The Legend of Zelda: Breath of the Wild let me live out my horse-taming fantasies.
Everyone has those, right?
As you creep up on a herd of horses in Breath of the Wild, you have to be patient and quiet. They’ll run if they spot you. The tension ratchets up as you get closer, hoping that you won’t move too quickly and give yourself away.
That tension explodes when you jump on a horse’s back. It starts bucking, trying to throw you off. Not all horses are built alike: Some are tamed almost instantly, while others fight you.
If you fail, you’re thrown, and the herd goes galloping off.
But if you succeed … suddenly you’re bareback on a beautiful, still-wild horse and the world opens up to you. Sprawling grasslands fly by under the horse’s hooves. It’s freedom.
I’ve thought a lot about why this gameplay loop feels so fantastic. In general, I love being able to have a horse in games, but Breath of the Wild felt above and beyond my wildest dreams. Or maybe on par with my wildest dreams, actually, since I’m a former horse girl.
The concept of the horse girl isn’t a new one — people have been theorizing about girls’ obsessions with horses at least since the early 20th century. In 2011, NPR spoke to Peggy Orenstein, author of Cinderella Ate My Daughter: Dispatches From the Front Lines of the New Girlie-Girl Culture, about girls and the token animals associated with them.
Orenstein said that girls like horses — and dolphins and unicorns — because “they’re all active, they’re all sources of power and motion and transformation.”
It’s true that in Breath of the Wild, horses literally transform the gameplay. You have access to them after leaving the Great Plateau, which is essentially an extended tutorial area. Hyrule opens up to the player, and at the same time there is a new way to traverse it: a horse.
Mounted combat is also introduced with horses; the player becomes more powerful and more mobile.
While the horse girl stereotype is certainly a powerful one, I don’t think the appeal of Breath of the Wild’s horses necessarily rests purely in the fact that I’m a girl who likes horses. Lots of people do, and the qualities we associate with horses — freedom, power and motion — are all recurring elements of Western adventure stories for children.
Consider how many popular horse stories revolve around a child befriending a powerful, special horse and then winning a big race. National Velvet or The Black Stallion might spring to mind. Maybe you thought of Misty of Chincoteague by Marguerite Henry, in which a brother and sister dream of catching a famous mare called the Phantom.
Many of these stories, especially the ones about wild horses, revolve around the fantasy of being the one person who can connect with a 2,000-pound speed machine. Stories like these (and related stories about children interacting with wild animals, such as My Side of the Mountain and Island of the Blue Dolphins) are romantic fantasies that spin on the pinhead of children’s innocence.

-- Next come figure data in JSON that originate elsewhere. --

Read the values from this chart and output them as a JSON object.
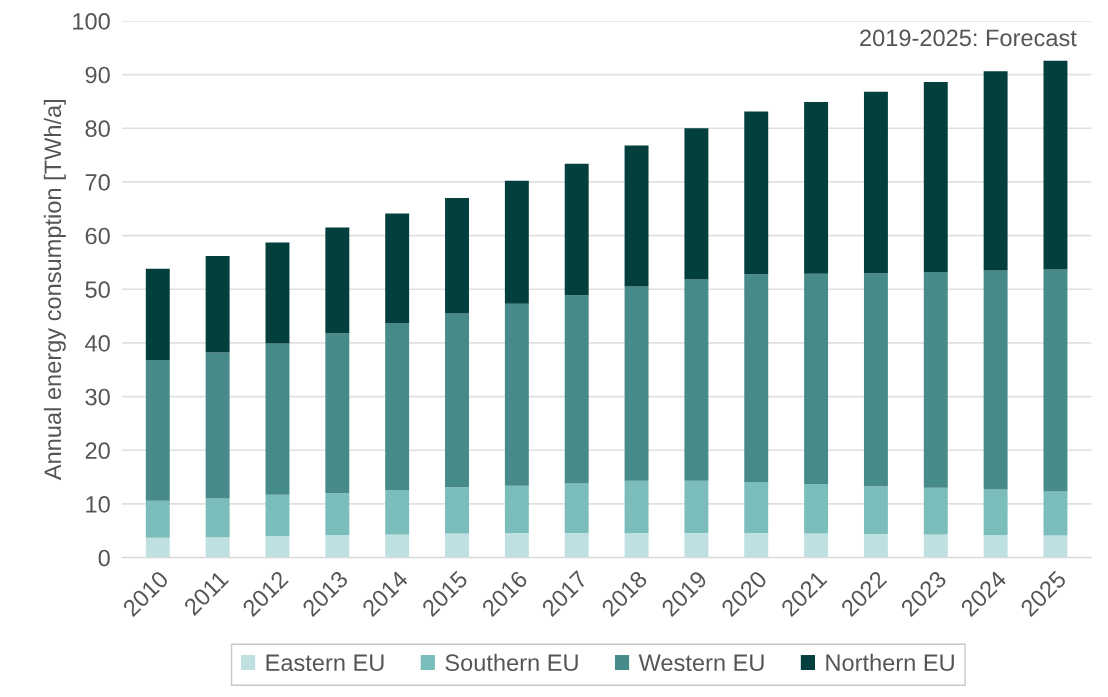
{
  "chart_data": {
    "type": "bar",
    "stacked": true,
    "ylabel": "Annual energy consumption [TWh/a]",
    "categories": [
      "2010",
      "2011",
      "2012",
      "2013",
      "2014",
      "2015",
      "2016",
      "2017",
      "2018",
      "2019",
      "2020",
      "2021",
      "2022",
      "2023",
      "2024",
      "2025"
    ],
    "series": [
      {
        "name": "Eastern EU",
        "color": "#bfe0e0",
        "values": [
          3.7,
          3.8,
          4.0,
          4.2,
          4.3,
          4.5,
          4.6,
          4.6,
          4.6,
          4.6,
          4.6,
          4.5,
          4.4,
          4.3,
          4.2,
          4.1
        ]
      },
      {
        "name": "Southern EU",
        "color": "#7bbdbb",
        "values": [
          6.9,
          7.2,
          7.7,
          7.8,
          8.3,
          8.6,
          8.8,
          9.2,
          9.7,
          9.7,
          9.5,
          9.2,
          8.9,
          8.7,
          8.5,
          8.2
        ]
      },
      {
        "name": "Western EU",
        "color": "#468a89",
        "values": [
          26.2,
          27.2,
          28.2,
          29.8,
          31.0,
          32.4,
          33.9,
          35.1,
          36.2,
          37.5,
          38.7,
          39.2,
          39.7,
          40.2,
          40.8,
          41.4
        ]
      },
      {
        "name": "Northern EU",
        "color": "#033f3d",
        "values": [
          17.0,
          18.0,
          18.8,
          19.7,
          20.5,
          21.5,
          22.9,
          24.5,
          26.3,
          28.2,
          30.3,
          32.0,
          33.8,
          35.4,
          37.1,
          38.9
        ]
      }
    ],
    "ylim": [
      0,
      100
    ],
    "yticks": [
      0,
      10,
      20,
      30,
      40,
      50,
      60,
      70,
      80,
      90,
      100
    ],
    "grid": "y",
    "legend": "bottom",
    "annotations": [
      "2019-2025: Forecast"
    ]
  }
}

It’s rarely an adult who saves the injured wolf or frees the captured horse. It’s the child who can respect the animal’s autonomy while still ultimately becoming its friend. Adults in these stories are well-meaning at best, and villains at worst. In The Silver Stallion, a film that I watched repeatedly as a kid, the closest thing to a villain is a man who loves his dog but really wants to catch the titular horse. He pursues it so relentlessly that the horse runs off a cliff rather than let himself be caught.
The hero of the story is, of course, a young girl.
This is all to say that the process of taming horses in Breath of the Wild taps into a fantasy that most children raised on Western media are familiar with. It’s one of choosing the special-est, prettiest horse in the bunch, and making it your own.
It helps that in Breath of the Wild, not all horses automatically submit to your will. Even after a horse has accepted you on its back, it will still occasionally toss its head and rebel against your directions. You need to continually soothe a new horse — and over time, that horse will start to trust you.
This gradually deepening relationship prevents the horse from being reduced to a vehicle. The horses are also given animations that help them seem real. They’ll turn to watch you when you walk near them, and extend their heads toward you and whicker. It’s adorable.
All of these little details help make the horses in Breath of the Wild one of the most charming features of the game. The process of catching and taming them is both thoughtful, romantic and well-designed.
But you still can’t pet the dang dogs.